With her goals in mind, Hillevi has been working to make the most of her time in the PSM program. Spending two weeks in northern Maine’s Cobscook Bay, she gained insights from those on all sides of the industry. More recently, Hillevi, along with the other students enrolled in the PSM program, spent time in Iceland, a country whose aquaculture industry is one of the world’s most fully developed. There’s little doubt that Hillevi took note of every strategy employed in Iceland, in hopes of making use of similar strategies in her potential upcoming project focusing on addressing growth barriers in shellfish aquaculture.
Though she’s proved to be unparalleled in her drive and passion for her work, recently receiving the Doherty Foundation Fellowship is something she credits for helping bring her goals to fruition.
“The Henry L. and Grace Doherty Foundation made it possible for me to participate in the PSM program. I’m really thankful for the foundation’s interest in ocean food systems and how the foundation acknowledges the importance of professional preparation in this field. Aquaculture is a growing industry, one that will become increasingly important as we try to increase food production while also supporting small communities.”
Many years ago, a serendipitous meeting during a four-day sea kayaking trip on Chesapeake Bay began a relationship that has yielded enormous dividends for the trajectory of marine science programs at UNE. Walter Brown, president of the Henry L. and Grace Doherty Foundation, found himself paddling with outdoor enthusiast and former advancement officer Nicole Connelly, whose description of UNE’s unique coastal campus and marine facility intrigued him.
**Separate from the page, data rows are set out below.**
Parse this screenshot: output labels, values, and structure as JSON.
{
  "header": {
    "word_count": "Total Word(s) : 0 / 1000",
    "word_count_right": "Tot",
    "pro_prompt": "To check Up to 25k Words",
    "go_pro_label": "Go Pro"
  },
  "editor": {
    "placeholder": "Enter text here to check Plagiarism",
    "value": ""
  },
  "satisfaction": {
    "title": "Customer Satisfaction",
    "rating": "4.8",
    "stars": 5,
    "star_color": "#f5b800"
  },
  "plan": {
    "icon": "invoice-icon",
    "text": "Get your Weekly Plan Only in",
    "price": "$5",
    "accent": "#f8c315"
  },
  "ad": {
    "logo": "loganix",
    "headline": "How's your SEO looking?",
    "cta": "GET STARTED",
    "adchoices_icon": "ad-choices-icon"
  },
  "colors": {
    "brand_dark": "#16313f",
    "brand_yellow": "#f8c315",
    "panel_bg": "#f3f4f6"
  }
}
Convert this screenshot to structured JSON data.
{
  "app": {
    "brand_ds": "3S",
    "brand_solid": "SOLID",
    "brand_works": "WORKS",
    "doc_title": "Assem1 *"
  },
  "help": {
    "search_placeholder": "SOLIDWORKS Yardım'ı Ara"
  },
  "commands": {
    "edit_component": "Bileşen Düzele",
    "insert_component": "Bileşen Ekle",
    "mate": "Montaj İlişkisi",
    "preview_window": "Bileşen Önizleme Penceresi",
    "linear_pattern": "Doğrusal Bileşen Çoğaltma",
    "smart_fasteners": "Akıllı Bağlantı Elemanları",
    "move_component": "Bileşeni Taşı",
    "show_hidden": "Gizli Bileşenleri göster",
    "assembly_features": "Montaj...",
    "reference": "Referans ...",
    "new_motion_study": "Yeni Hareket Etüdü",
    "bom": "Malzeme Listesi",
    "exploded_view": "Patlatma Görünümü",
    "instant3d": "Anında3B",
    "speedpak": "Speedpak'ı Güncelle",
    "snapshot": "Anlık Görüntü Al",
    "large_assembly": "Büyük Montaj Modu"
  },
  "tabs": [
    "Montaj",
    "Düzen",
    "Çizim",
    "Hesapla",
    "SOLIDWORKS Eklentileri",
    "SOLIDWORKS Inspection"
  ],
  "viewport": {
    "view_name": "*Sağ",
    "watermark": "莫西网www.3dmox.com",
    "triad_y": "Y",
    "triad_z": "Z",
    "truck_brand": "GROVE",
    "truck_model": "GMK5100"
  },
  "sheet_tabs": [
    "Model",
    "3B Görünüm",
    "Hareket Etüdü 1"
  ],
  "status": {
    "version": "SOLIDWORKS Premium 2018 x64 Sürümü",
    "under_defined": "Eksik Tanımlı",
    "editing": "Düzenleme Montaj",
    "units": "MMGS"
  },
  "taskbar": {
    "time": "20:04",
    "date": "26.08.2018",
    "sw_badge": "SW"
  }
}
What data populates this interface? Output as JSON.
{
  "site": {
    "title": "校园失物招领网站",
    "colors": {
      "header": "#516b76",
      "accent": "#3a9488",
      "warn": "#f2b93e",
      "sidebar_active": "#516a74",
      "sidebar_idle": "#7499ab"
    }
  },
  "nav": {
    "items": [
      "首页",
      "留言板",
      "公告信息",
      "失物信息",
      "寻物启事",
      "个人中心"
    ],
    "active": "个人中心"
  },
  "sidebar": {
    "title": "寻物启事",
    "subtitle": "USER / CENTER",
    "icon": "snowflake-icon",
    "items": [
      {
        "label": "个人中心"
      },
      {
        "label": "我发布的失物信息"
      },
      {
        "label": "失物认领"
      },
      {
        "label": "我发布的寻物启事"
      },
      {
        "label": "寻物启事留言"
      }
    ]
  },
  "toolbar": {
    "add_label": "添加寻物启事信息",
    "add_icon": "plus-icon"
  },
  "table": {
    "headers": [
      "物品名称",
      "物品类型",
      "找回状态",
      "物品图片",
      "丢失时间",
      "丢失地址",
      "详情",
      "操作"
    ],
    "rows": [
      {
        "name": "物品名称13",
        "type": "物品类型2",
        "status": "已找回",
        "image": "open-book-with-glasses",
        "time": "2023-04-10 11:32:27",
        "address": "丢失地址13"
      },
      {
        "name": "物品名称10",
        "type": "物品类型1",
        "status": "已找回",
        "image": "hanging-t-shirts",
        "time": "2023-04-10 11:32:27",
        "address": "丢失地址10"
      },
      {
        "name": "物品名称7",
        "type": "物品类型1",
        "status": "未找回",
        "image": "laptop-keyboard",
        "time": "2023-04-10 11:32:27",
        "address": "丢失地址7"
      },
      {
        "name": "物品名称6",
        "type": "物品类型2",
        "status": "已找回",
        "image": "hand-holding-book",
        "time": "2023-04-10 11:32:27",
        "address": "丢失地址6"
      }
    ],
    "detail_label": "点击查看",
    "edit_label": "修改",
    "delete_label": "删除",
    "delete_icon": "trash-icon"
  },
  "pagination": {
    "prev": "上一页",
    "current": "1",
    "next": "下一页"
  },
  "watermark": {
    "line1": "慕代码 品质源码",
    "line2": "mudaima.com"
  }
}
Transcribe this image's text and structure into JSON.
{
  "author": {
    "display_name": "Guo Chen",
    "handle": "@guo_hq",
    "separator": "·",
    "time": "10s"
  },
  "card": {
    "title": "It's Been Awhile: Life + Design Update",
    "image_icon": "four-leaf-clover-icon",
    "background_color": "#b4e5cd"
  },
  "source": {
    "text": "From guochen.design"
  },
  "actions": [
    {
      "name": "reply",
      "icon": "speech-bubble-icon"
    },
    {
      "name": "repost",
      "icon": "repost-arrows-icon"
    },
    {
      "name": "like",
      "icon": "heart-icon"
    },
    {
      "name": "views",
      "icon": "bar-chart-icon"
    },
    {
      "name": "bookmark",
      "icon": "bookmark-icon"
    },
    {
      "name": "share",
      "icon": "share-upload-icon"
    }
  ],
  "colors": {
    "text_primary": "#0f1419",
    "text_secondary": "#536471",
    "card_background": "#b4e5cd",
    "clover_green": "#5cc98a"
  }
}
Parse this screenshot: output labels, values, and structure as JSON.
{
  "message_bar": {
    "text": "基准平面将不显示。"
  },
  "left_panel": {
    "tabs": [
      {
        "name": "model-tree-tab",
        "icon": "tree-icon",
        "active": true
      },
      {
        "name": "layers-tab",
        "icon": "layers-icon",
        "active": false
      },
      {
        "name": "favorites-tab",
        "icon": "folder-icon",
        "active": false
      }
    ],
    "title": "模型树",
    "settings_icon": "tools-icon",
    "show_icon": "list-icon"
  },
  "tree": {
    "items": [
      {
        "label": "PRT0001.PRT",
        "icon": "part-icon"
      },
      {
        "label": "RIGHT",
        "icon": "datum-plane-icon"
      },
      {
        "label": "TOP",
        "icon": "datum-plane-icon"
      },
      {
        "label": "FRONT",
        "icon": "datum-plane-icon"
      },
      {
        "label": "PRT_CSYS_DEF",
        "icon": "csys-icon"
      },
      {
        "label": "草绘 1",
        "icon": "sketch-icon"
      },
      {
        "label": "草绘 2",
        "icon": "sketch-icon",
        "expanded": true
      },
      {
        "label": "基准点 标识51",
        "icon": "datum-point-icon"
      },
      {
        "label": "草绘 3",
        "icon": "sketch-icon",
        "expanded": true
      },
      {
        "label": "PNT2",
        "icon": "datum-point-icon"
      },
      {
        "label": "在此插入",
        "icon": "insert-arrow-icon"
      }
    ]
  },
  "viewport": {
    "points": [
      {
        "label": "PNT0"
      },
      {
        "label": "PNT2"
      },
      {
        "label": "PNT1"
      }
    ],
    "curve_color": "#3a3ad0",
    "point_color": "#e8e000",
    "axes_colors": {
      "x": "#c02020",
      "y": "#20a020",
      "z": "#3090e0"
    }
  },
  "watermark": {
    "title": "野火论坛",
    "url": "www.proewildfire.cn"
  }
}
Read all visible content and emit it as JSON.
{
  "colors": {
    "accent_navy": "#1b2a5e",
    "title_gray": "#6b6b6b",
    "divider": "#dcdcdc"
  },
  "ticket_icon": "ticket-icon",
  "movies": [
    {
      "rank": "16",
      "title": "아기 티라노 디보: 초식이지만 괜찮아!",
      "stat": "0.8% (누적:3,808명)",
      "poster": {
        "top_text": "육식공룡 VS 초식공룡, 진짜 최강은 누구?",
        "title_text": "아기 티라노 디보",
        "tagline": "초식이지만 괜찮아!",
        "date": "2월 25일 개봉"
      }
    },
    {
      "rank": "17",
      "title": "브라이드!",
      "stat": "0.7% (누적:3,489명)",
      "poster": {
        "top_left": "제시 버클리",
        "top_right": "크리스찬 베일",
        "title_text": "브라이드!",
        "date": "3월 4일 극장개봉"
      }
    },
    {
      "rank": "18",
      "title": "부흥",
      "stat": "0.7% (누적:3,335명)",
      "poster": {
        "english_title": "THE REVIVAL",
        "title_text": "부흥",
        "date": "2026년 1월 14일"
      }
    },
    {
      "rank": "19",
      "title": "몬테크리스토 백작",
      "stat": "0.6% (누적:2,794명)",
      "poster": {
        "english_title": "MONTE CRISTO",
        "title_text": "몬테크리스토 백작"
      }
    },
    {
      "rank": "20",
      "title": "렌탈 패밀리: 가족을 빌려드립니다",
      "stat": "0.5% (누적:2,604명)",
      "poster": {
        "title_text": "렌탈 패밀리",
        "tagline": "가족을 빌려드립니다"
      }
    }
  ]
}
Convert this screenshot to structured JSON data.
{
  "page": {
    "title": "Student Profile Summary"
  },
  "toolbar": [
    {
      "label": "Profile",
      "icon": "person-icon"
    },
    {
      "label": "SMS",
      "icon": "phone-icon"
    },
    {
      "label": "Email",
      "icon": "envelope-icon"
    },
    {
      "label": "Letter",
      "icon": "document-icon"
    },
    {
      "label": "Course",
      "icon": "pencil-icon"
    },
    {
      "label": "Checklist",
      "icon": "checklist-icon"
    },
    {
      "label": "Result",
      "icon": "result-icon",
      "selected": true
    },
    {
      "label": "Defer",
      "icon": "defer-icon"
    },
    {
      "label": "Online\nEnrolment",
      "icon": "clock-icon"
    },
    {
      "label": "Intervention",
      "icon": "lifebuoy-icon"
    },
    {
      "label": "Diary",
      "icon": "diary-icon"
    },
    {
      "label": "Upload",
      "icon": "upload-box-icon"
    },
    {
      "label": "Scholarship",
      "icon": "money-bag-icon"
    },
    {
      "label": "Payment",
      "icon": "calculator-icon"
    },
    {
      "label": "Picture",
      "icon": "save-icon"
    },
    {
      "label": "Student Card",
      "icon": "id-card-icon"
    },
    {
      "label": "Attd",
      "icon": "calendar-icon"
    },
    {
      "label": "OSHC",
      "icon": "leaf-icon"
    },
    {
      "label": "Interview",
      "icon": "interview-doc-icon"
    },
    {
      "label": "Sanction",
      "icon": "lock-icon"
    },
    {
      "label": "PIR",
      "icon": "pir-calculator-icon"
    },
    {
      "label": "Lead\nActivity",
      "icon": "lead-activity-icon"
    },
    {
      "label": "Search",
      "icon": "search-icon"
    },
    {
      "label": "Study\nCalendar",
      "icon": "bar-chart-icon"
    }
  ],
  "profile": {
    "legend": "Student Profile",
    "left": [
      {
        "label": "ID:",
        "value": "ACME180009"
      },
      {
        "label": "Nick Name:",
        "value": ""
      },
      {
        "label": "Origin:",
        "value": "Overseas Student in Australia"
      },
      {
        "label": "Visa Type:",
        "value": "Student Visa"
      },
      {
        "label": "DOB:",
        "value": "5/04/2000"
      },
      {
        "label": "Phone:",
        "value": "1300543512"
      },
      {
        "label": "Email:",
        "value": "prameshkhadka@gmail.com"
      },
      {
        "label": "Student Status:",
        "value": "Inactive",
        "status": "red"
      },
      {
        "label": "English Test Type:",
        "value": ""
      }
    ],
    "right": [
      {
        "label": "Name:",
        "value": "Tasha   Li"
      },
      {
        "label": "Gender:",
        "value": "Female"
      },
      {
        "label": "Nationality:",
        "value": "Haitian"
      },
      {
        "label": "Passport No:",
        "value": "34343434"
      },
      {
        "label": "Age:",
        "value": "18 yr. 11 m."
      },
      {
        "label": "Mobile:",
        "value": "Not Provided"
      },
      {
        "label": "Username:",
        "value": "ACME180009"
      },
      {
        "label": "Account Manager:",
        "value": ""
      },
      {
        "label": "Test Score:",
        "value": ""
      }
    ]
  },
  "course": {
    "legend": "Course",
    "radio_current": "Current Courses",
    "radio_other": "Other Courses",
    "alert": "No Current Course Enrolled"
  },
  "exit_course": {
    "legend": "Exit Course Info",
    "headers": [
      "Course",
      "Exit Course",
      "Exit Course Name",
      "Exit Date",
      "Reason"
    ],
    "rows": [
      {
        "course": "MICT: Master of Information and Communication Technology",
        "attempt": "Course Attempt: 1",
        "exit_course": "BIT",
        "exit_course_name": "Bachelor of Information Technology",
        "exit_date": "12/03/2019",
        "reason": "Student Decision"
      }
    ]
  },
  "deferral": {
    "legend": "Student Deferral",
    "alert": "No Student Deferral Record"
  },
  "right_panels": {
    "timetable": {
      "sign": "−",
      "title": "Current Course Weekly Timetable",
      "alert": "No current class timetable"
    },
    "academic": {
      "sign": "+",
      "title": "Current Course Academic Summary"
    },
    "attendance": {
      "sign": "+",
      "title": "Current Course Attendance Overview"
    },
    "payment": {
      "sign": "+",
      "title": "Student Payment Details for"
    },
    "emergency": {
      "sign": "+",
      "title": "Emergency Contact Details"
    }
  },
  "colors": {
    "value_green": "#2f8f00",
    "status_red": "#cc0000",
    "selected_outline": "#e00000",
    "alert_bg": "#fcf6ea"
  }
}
As one of the nation’s leading funders for marine sciences and education, the Doherty Foundation invests in institutions capable of robust oceanographic activities. After a September visit to the Marine Science Center and subsequent proposal, Walter and his fellow board members gifted $1 million to endow the Henry L. and Grace Doherty Chair of Marine Sciences at UNE. It was a momentous event in the University’s history.
Fast forward ten years later. Dr. Barry Costa-Pierce, recruited to become UNE’s first Doherty Chair of Marine Sciences after an international search, has helped shape UNE’s marine science program into a world-class operation in collaboration with his esteemed faculty colleagues. Not surprisingly, the launch of UNE’s unique Professional Science Masters in Ocean Food Systems recently attracted the Doherty Foundation’s renewed investment in UNE’s growth. With a $400,000 gift, the foundation is funding substantial tuition and travel support to 12 Doherty Fellows enrolled in the program over the next three years, providing these promising young people unparalleled opportunities for study offered nowhere else around the globe. With deep gratitude, we thank the Henry L. And Grace Doherty Foundation for the dividends their giving has yielded for UNE, its students, and the marine world.